冯贵妃心急如焚,却不能表现出半分,只能神色如常地陪侍太后娘娘,在梅林走了小半个时辰后,她送累倦的太后娘娘回慈宁宫休息,暗看圣上遥看离宫远去的楚国夫人,知道圣上也没心思在她身上,知趣告退,回到长乐宫中。
冯贵妃人在长乐宫中,可谓是坐立难安,越想越觉形势紧迫,不能再等着坐以待毙,急思良久,终于定了主意,示意心腹侍女盼儿上前,轻声吩咐。
哥哥的险事,终于落下帷幕,温蘅心中重石落地的同时,想到又有来自宫中的嬷嬷侍女,要如碧筠等人,被塞到她的身边,心中不快。
她原要坚决拒绝,可一来太后娘娘一片慈爱之心,难以推拒,二来那人刚为哥哥这事定了性,说哥哥无罪,日后要重用哥哥,她怕惹恼了他翻脸,又为哥哥带来祸事,终究沉默点头,接受了太后娘娘的好意。
马车缓缓驶离东华门,春纤问她可是回府,温蘅缓缓摇头,“去青莲巷。”
车马抵达青莲巷时,约莫申初二刻,这时候,哥哥人还在翰林院,来迎她的,是家中老仆林伯。
温蘅见林伯忙着让人沏茶备点心,又紧着迎她去花厅歇坐,笑着道:“我回自己家里,林伯却把我当客人招待,太生分了。”
林伯微躬着身道:“小姐如今不仅仅是小姐,也不仅仅是楚国夫人,身份尊贵,老奴不敢怠慢。”
有关她的身份,因圣上坚持,至今没有公布人前,想来林伯是从哥哥那里,听说了这件事,林伯是家中唯一的老仆,当年父母亲从广陵城外的清水河中将她救起一事,家中仆从里,应也只有他一人知道。
温蘅问了林伯几句,林伯笑着道:“老奴记得,老爷和夫人出门一趟,回来时带回了小姐,小姐出生时受了磨难,幼时有些体弱多病,但老爷请了良医,夫人悉心照料,小姐渐渐就好起来了,健健康康地长大成人,若夫人还活着,得见小姐如今身份尊贵、生活美满,定也十分欣慰。”

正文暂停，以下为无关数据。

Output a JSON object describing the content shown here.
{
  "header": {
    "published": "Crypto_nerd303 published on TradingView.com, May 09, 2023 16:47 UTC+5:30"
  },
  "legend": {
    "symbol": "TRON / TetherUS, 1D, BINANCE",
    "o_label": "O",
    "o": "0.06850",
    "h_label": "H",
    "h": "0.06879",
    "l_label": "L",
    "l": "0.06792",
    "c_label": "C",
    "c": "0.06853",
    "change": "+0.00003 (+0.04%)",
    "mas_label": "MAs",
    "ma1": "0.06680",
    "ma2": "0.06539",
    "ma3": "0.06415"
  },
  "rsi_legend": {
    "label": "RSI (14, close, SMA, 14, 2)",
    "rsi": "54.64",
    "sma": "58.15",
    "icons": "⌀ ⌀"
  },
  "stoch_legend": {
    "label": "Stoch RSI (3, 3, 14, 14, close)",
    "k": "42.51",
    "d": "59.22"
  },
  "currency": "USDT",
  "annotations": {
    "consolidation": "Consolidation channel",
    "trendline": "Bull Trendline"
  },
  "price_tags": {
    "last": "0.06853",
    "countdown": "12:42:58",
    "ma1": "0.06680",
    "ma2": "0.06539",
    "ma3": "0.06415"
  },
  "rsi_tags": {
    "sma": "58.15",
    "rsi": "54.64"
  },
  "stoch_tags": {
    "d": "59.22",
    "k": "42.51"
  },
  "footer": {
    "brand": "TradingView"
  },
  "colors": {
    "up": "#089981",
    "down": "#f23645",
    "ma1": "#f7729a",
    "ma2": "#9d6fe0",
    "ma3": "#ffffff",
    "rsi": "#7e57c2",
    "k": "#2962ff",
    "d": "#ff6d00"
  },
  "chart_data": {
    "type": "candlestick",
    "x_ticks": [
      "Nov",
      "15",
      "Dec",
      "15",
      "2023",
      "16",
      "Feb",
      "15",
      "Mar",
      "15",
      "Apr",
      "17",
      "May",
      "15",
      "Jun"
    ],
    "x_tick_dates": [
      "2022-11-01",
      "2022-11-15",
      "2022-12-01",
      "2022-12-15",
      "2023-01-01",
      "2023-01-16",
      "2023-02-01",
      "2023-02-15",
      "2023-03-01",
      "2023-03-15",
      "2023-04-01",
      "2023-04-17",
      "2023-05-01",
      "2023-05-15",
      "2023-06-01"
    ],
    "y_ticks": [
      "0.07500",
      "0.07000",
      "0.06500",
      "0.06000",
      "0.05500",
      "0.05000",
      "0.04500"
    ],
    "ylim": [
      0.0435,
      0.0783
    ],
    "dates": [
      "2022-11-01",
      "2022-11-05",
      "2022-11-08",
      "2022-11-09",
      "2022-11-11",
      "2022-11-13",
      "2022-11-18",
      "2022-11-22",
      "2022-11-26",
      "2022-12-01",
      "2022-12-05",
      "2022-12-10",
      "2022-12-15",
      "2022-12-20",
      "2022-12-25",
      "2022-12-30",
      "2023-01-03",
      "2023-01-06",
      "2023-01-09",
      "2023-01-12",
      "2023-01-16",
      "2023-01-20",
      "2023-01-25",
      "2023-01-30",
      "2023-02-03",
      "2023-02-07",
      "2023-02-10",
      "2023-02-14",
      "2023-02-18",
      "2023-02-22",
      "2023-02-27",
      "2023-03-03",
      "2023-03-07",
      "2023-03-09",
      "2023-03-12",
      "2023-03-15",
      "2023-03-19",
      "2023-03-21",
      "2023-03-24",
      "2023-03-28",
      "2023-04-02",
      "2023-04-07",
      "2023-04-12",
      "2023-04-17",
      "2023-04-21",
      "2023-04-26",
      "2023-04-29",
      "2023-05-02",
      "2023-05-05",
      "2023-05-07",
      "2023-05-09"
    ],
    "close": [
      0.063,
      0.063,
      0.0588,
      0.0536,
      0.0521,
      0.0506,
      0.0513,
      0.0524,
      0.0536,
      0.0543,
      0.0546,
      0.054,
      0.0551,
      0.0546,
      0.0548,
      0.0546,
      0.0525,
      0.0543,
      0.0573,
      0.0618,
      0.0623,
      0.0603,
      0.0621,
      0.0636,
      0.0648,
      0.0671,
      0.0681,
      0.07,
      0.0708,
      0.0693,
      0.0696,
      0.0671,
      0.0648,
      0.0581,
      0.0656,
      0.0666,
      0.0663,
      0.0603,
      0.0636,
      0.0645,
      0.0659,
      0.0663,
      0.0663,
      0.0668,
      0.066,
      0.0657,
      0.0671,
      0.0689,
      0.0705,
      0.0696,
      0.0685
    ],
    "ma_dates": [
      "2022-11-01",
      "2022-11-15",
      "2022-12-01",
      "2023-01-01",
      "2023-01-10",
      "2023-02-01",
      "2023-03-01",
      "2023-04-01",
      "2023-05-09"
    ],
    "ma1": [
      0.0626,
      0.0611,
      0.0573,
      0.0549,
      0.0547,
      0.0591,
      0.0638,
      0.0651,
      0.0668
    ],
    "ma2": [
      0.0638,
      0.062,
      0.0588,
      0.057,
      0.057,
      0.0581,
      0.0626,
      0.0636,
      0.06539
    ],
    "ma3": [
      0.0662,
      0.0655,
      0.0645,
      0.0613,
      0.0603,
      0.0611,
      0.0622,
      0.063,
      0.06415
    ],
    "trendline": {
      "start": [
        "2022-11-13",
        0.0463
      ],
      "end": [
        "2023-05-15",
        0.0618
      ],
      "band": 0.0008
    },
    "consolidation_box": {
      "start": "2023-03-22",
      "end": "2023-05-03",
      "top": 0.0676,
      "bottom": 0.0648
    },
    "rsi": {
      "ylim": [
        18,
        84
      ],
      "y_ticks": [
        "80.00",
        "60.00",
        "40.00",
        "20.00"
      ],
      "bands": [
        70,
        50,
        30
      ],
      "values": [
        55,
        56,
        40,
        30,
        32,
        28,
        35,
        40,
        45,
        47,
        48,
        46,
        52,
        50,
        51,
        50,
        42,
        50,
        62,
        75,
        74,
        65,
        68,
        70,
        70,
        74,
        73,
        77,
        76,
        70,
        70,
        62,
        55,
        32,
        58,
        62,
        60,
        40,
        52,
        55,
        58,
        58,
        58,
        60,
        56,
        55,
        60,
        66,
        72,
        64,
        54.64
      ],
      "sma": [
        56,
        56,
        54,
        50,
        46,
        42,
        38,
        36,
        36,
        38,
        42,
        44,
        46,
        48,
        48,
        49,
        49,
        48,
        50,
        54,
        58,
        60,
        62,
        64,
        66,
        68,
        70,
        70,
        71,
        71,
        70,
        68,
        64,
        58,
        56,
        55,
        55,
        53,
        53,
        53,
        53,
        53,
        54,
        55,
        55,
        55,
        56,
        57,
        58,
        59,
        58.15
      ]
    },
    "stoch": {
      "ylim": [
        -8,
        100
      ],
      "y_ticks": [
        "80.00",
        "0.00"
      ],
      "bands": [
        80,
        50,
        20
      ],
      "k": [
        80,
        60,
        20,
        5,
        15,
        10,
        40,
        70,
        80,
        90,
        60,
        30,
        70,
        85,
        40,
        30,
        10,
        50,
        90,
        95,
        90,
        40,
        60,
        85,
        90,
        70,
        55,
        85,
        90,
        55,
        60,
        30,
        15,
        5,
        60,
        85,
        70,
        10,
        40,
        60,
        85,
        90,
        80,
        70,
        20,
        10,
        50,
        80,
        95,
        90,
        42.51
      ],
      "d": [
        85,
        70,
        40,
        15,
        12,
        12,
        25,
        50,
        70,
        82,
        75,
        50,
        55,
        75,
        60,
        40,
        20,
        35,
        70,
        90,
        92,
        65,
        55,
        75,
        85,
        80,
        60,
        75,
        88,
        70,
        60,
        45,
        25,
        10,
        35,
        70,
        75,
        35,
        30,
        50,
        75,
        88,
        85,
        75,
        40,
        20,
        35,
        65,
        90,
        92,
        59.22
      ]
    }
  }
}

温蘅想起母亲,心中也是感伤,她让林伯不必忙着招待,也不要人跟近随侍,自在这座仿建琴川家宅的庭院里,随意走走,等待哥哥回来。
之前,哥哥每日离开官署后,风雨无阻,必会到明华街来,探望照顾父亲,可前日她隔门听到哥哥那番话后,昨日哥哥并没有来,她也有些不知怎么面对哥哥,也没来青莲巷主动找哥哥,此刻人来了,在这座熟悉的家宅里,心境也不复往昔,有些复杂难言的滋味。

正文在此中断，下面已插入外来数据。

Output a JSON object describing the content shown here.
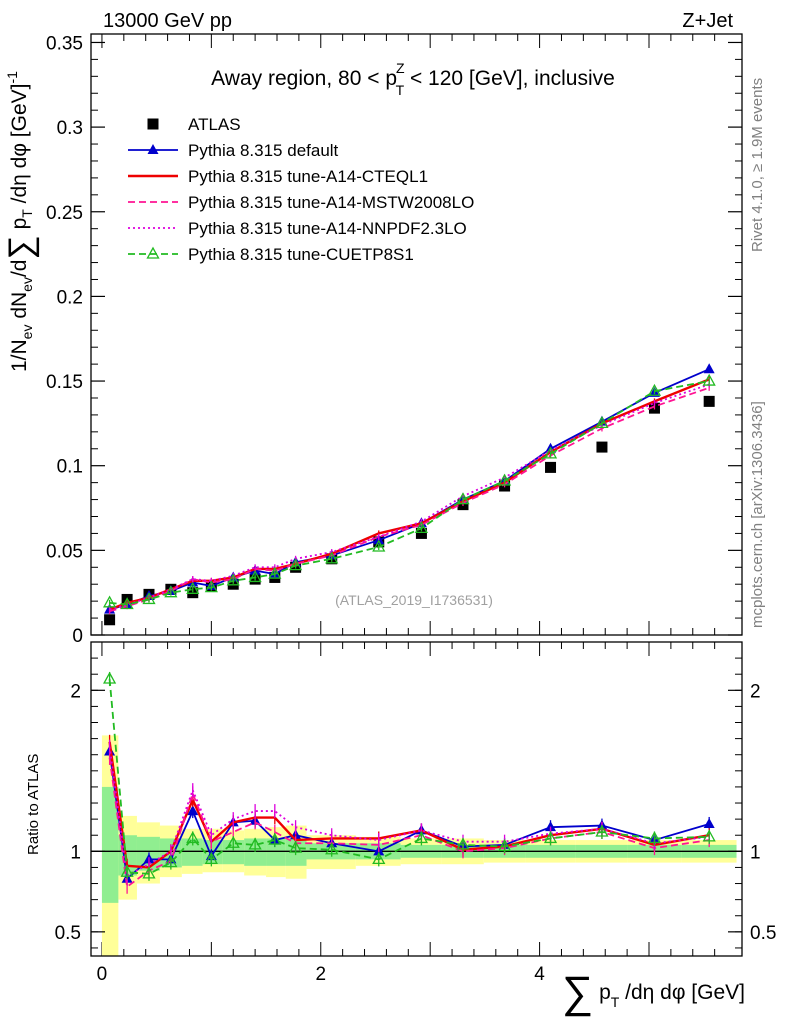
{
  "header": {
    "left": "13000 GeV pp",
    "right": "Z+Jet"
  },
  "side": {
    "rivet": "Rivet 4.1.0, ≥ 1.9M events",
    "mcplots": "mcplots.cern.ch [arXiv:1306.3436]"
  },
  "chart_data": [
    {
      "type": "scatter",
      "panel": "main",
      "title": "Away region, 80 < p_T^Z < 120 [GeV], inclusive",
      "ylabel": "1/N_ev dN_ev/d∑p_T /dη dφ [GeV^-1]",
      "xlabel": "∑p_T /dη dφ [GeV]",
      "watermark": "(ATLAS_2019_I1736531)",
      "xlim": [
        -0.1,
        5.85
      ],
      "ylim": [
        0,
        0.355
      ],
      "yticks": [
        0,
        0.05,
        0.1,
        0.15,
        0.2,
        0.25,
        0.3,
        0.35
      ],
      "ytick_labels": [
        "0",
        "0.05",
        "0.1",
        "0.15",
        "0.2",
        "0.25",
        "0.3",
        "0.35"
      ],
      "x": [
        0.07,
        0.23,
        0.43,
        0.63,
        0.83,
        1.0,
        1.2,
        1.4,
        1.58,
        1.77,
        2.1,
        2.53,
        2.92,
        3.3,
        3.68,
        4.1,
        4.57,
        5.05,
        5.55
      ],
      "series": [
        {
          "name": "ATLAS",
          "style": "data",
          "color": "#000000",
          "values": [
            0.009,
            0.021,
            0.024,
            0.027,
            0.025,
            0.029,
            0.03,
            0.033,
            0.034,
            0.04,
            0.045,
            0.055,
            0.06,
            0.077,
            0.088,
            0.099,
            0.111,
            0.134,
            0.138
          ]
        },
        {
          "name": "Pythia 8.315 default",
          "style": "solid-triangle",
          "color": "#0000cc",
          "values": [
            0.015,
            0.018,
            0.023,
            0.026,
            0.031,
            0.029,
            0.034,
            0.038,
            0.036,
            0.043,
            0.047,
            0.056,
            0.066,
            0.08,
            0.091,
            0.11,
            0.126,
            0.143,
            0.157
          ]
        },
        {
          "name": "Pythia 8.315 tune-A14-CTEQL1",
          "style": "solid",
          "color": "#ee0000",
          "values": [
            0.015,
            0.019,
            0.022,
            0.027,
            0.032,
            0.032,
            0.034,
            0.039,
            0.039,
            0.042,
            0.048,
            0.06,
            0.066,
            0.079,
            0.09,
            0.108,
            0.125,
            0.138,
            0.151
          ]
        },
        {
          "name": "Pythia 8.315 tune-A14-MSTW2008LO",
          "style": "dashed",
          "color": "#ff1493",
          "values": [
            0.014,
            0.017,
            0.021,
            0.026,
            0.033,
            0.031,
            0.033,
            0.039,
            0.038,
            0.042,
            0.047,
            0.058,
            0.065,
            0.078,
            0.089,
            0.106,
            0.122,
            0.135,
            0.146
          ]
        },
        {
          "name": "Pythia 8.315 tune-A14-NNPDF2.3LO",
          "style": "dotted",
          "color": "#dd00dd",
          "values": [
            0.015,
            0.018,
            0.022,
            0.027,
            0.033,
            0.032,
            0.035,
            0.04,
            0.04,
            0.045,
            0.049,
            0.058,
            0.067,
            0.082,
            0.093,
            0.109,
            0.124,
            0.137,
            0.148
          ]
        },
        {
          "name": "Pythia 8.315 tune-CUETP8S1",
          "style": "dashed-open-triangle",
          "color": "#22bb22",
          "values": [
            0.019,
            0.018,
            0.021,
            0.025,
            0.027,
            0.028,
            0.032,
            0.034,
            0.036,
            0.041,
            0.045,
            0.052,
            0.063,
            0.08,
            0.091,
            0.107,
            0.125,
            0.144,
            0.15
          ]
        }
      ]
    },
    {
      "type": "line",
      "panel": "ratio",
      "ylabel": "Ratio to ATLAS",
      "ylim": [
        0.35,
        2.3
      ],
      "yticks": [
        0.5,
        1,
        2
      ],
      "ytick_labels": [
        "0.5",
        "1",
        "2"
      ],
      "xticks": [
        0,
        2,
        4
      ],
      "xtick_labels": [
        "0",
        "2",
        "4"
      ],
      "bands": {
        "edges": [
          0.0,
          0.15,
          0.32,
          0.53,
          0.73,
          0.92,
          1.1,
          1.3,
          1.5,
          1.68,
          1.87,
          2.32,
          2.73,
          3.1,
          3.49,
          3.87,
          4.33,
          4.8,
          5.3,
          5.8
        ],
        "yellow": [
          [
            0.35,
            1.72
          ],
          [
            0.7,
            1.22
          ],
          [
            0.8,
            1.18
          ],
          [
            0.84,
            1.16
          ],
          [
            0.86,
            1.14
          ],
          [
            0.87,
            1.14
          ],
          [
            0.87,
            1.13
          ],
          [
            0.85,
            1.14
          ],
          [
            0.84,
            1.15
          ],
          [
            0.83,
            1.16
          ],
          [
            0.89,
            1.1
          ],
          [
            0.91,
            1.09
          ],
          [
            0.92,
            1.08
          ],
          [
            0.92,
            1.08
          ],
          [
            0.93,
            1.07
          ],
          [
            0.93,
            1.07
          ],
          [
            0.93,
            1.07
          ],
          [
            0.93,
            1.07
          ],
          [
            0.93,
            1.07
          ]
        ],
        "green": [
          [
            0.68,
            1.4
          ],
          [
            0.85,
            1.1
          ],
          [
            0.88,
            1.09
          ],
          [
            0.9,
            1.08
          ],
          [
            0.91,
            1.08
          ],
          [
            0.92,
            1.07
          ],
          [
            0.92,
            1.07
          ],
          [
            0.91,
            1.08
          ],
          [
            0.91,
            1.08
          ],
          [
            0.91,
            1.08
          ],
          [
            0.95,
            1.05
          ],
          [
            0.95,
            1.05
          ],
          [
            0.96,
            1.04
          ],
          [
            0.96,
            1.04
          ],
          [
            0.96,
            1.04
          ],
          [
            0.96,
            1.04
          ],
          [
            0.96,
            1.04
          ],
          [
            0.96,
            1.04
          ],
          [
            0.96,
            1.04
          ]
        ]
      },
      "x": [
        0.07,
        0.23,
        0.43,
        0.63,
        0.83,
        1.0,
        1.2,
        1.4,
        1.58,
        1.77,
        2.1,
        2.53,
        2.92,
        3.3,
        3.68,
        4.1,
        4.57,
        5.05,
        5.55
      ],
      "series": [
        {
          "name": "Pythia 8.315 default",
          "style": "solid-triangle",
          "color": "#0000cc",
          "values": [
            1.62,
            0.83,
            0.95,
            0.95,
            1.25,
            0.97,
            1.18,
            1.19,
            1.07,
            1.1,
            1.05,
            1.0,
            1.13,
            1.03,
            1.04,
            1.15,
            1.16,
            1.07,
            1.17
          ]
        },
        {
          "name": "Pythia 8.315 tune-A14-CTEQL1",
          "style": "solid",
          "color": "#ee0000",
          "values": [
            1.68,
            0.91,
            0.9,
            1.0,
            1.32,
            1.06,
            1.18,
            1.21,
            1.21,
            1.07,
            1.08,
            1.08,
            1.13,
            1.01,
            1.03,
            1.1,
            1.14,
            1.04,
            1.1
          ]
        },
        {
          "name": "Pythia 8.315 tune-A14-MSTW2008LO",
          "style": "dashed",
          "color": "#ff1493",
          "values": [
            1.58,
            0.78,
            0.88,
            0.94,
            1.36,
            1.06,
            1.12,
            1.18,
            1.12,
            1.05,
            1.05,
            1.04,
            1.1,
            1.0,
            1.02,
            1.08,
            1.12,
            1.02,
            1.07
          ]
        },
        {
          "name": "Pythia 8.315 tune-A14-NNPDF2.3LO",
          "style": "dotted",
          "color": "#dd00dd",
          "values": [
            1.65,
            0.85,
            0.92,
            1.0,
            1.38,
            1.1,
            1.2,
            1.25,
            1.25,
            1.15,
            1.1,
            1.07,
            1.13,
            1.06,
            1.06,
            1.11,
            1.14,
            1.05,
            1.09
          ]
        },
        {
          "name": "Pythia 8.315 tune-CUETP8S1",
          "style": "dashed-open-triangle",
          "color": "#22bb22",
          "values": [
            2.07,
            0.87,
            0.86,
            0.93,
            1.08,
            0.95,
            1.05,
            1.04,
            1.07,
            1.02,
            1.01,
            0.95,
            1.08,
            1.04,
            1.03,
            1.08,
            1.12,
            1.08,
            1.09
          ]
        }
      ]
    }
  ]
}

温蘅衔着心事慢慢走着,走到自己的房间前,从前,她人不住在这里,可哥哥还是会保留在琴川家中的习惯,为她房间窗下的花觚,换插鲜花,但现在,窗下花觚空空荡荡,什么也没有。
温蘅在门前站了许久,仍是没有走进房中,慢慢离了此处,任着心事摇散,缓缓走着,渐来到了哥哥的书房前。

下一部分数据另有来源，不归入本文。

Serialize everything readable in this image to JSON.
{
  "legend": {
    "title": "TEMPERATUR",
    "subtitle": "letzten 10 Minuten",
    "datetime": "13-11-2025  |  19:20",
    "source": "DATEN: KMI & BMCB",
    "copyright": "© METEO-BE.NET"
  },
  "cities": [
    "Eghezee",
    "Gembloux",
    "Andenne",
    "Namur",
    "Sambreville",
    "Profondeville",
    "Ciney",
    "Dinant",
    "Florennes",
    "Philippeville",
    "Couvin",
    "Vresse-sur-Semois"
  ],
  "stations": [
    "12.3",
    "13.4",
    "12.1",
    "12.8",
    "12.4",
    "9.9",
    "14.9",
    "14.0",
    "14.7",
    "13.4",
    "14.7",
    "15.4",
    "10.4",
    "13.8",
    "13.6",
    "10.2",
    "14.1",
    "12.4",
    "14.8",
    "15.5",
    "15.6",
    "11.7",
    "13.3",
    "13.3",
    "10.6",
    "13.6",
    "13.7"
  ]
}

哥哥的书房前,有一株老梅,这时节,开得红艳,她曾在这里悄悄摘了一朵,经窗掷向正在温书的哥哥,哥哥受惊抬头,没寻到她人,却知道是她来了,拈花笑道:“阿蘅,我知道是你。”
余音在耳,仿佛就是昨天的事,温蘅仰首凝望着一树红梅,许久,抬手攀折了数枝,抱着走进了书房。
哥哥书房中,亦无香花,她从前只知哥哥每日会送花给她装点闺房,只知在下榻梳妆时,笑望着哥哥经窗走过,将一束含露鲜花插入花觚,却从未为哥哥做过这样的事。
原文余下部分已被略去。